The acceleration ${\mathrm{d}}^2\mathrm{x}/{\mathrm{dt}}^2$ of a particle varies with displacement x as $\frac{d^{2}x}{d{t}^2}=-kx$

where k is a constant of the motion. The time period T of the motion is equal to:

1. $2\mathrm{\pi k}$

2. $2\mathrm{\pi }\sqrt{\mathrm{k}}$

3. $2\mathrm{\pi }/\sqrt{\mathrm{k}}$

4. $2\mathrm{\pi }/\mathrm{k}$

A particle is performing simple harmonic motion along the x-axis with amplitude 4cm and time period 1.2 s. The minimum time taken by the particle to move from x=+2 to x=4cm and back again is given by:

1. 0.4s

2. 0.3s

3. 0.2s

4. 0.6s

This time period of a particle undergoing SHM is 16s. It starts motion from the mean position. After 2s, velocity is $0.4 {\mathrm{ms}}^{-1}$. The amplitude is:

1. 1.44m

2. 0.72m

3. 2.88m

4. 0.36m

Motion of an oscillating liquid column in a U-tube is:

1. periodic but not simple harmonic

2. non-periodic

3. simple harmonic and time period is independent of the density of the liquid

4. simple harmonic and time-period is directly proportional to the density of the liquid

In an experiment for determining the gravitational acceleration g of a place with the help of a simple pendulum, the square of the measured time period is plotted against the string length of the pendulum in the (Fig. 9.18). What is the value of g at the place?

(1) 9.81 m/$s^2$

(2) 9.87 m/$s^2$

(3) 9.91 m/$s^2$

(4) 10.0 m/$s^2$

A horizontal plank has a rectangular block placed on it. The plank starts oscillating vertically and simple harmonically with an amplitude of 40 cm. The block just loses contact with the plank when the later is momentarily at rest. Then

1. the period of oscillation is $2\mathrm{\pi }/3$

2. the block weighs double its weight when the plank is at one of the positions of momentary at rest.

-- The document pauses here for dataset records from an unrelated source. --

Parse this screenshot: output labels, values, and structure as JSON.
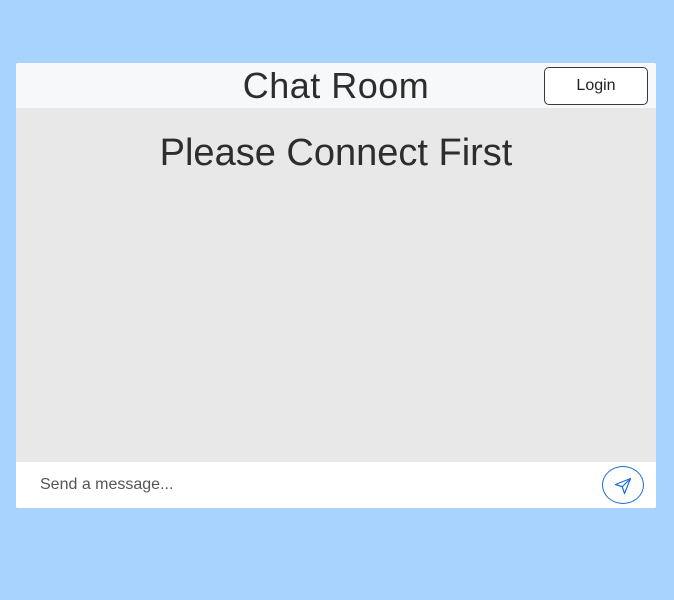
{
  "header": {
    "title": "Chat Room",
    "login_label": "Login"
  },
  "messages": {
    "status_text": "Please Connect First"
  },
  "composer": {
    "placeholder": "Send a message...",
    "value": "",
    "send_icon": "send-icon"
  },
  "colors": {
    "page_background": "#a8d2ff",
    "header_background": "#f7f8fa",
    "message_area_background": "#e8e8e8",
    "send_accent": "#1a6fd6"
  }
}
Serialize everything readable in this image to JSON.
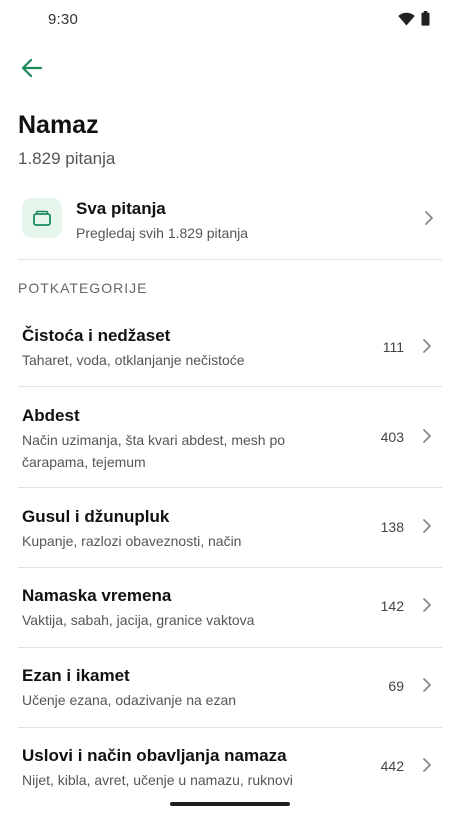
{
  "status_bar": {
    "time": "9:30",
    "wifi_icon": "wifi-icon",
    "battery_icon": "battery-icon"
  },
  "header": {
    "back_icon": "arrow-left-icon",
    "accent_color": "#1e8a5a"
  },
  "page": {
    "title": "Namaz",
    "subtitle": "1.829 pitanja"
  },
  "all_questions": {
    "title": "Sva pitanja",
    "description": "Pregledaj svih 1.829 pitanja",
    "icon": "folder-icon"
  },
  "section_label": "POTKATEGORIJE",
  "subcategories": [
    {
      "title": "Čistoća i nedžaset",
      "description": "Taharet, voda, otklanjanje nečistoće",
      "count": "111"
    },
    {
      "title": "Abdest",
      "description": "Način uzimanja, šta kvari abdest, mesh po čarapama, tejemum",
      "count": "403"
    },
    {
      "title": "Gusul i džunupluk",
      "description": "Kupanje, razlozi obaveznosti, način",
      "count": "138"
    },
    {
      "title": "Namaska vremena",
      "description": "Vaktija, sabah, jacija, granice vaktova",
      "count": "142"
    },
    {
      "title": "Ezan i ikamet",
      "description": "Učenje ezana, odazivanje na ezan",
      "count": "69"
    },
    {
      "title": "Uslovi i način obavljanja namaza",
      "description": "Nijet, kibla, avret, učenje u namazu, ruknovi",
      "count": "442"
    }
  ]
}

3. the block weighs 1.5 times its weights on the plank halfway down

4. the block weighs its true weight on the plank when the latter moves fastest

Which of the following expression corresponds to simple harmonic motion along a straight line, where x is the displacement and a, b, c are positive constants?

(1) a + bx - c$x^2$

(2) b$x^2$

(3) a - bx + c$x^2$

(4) -bx

The displacement of a damped harmonic oscillator is given by

$\mathrm{x}\left(\mathrm{t}\right)={\mathrm{e}}^{-0.1\mathrm{t}}\cos (10\mathrm{\pi t}+\mathrm{\varphi })$. Here t is in seconds. The time taken for its amplitude of vibrations to drop to half of its initial value is close to:

1. 13 s

2. 7 s

3. 27 s

4. 4 s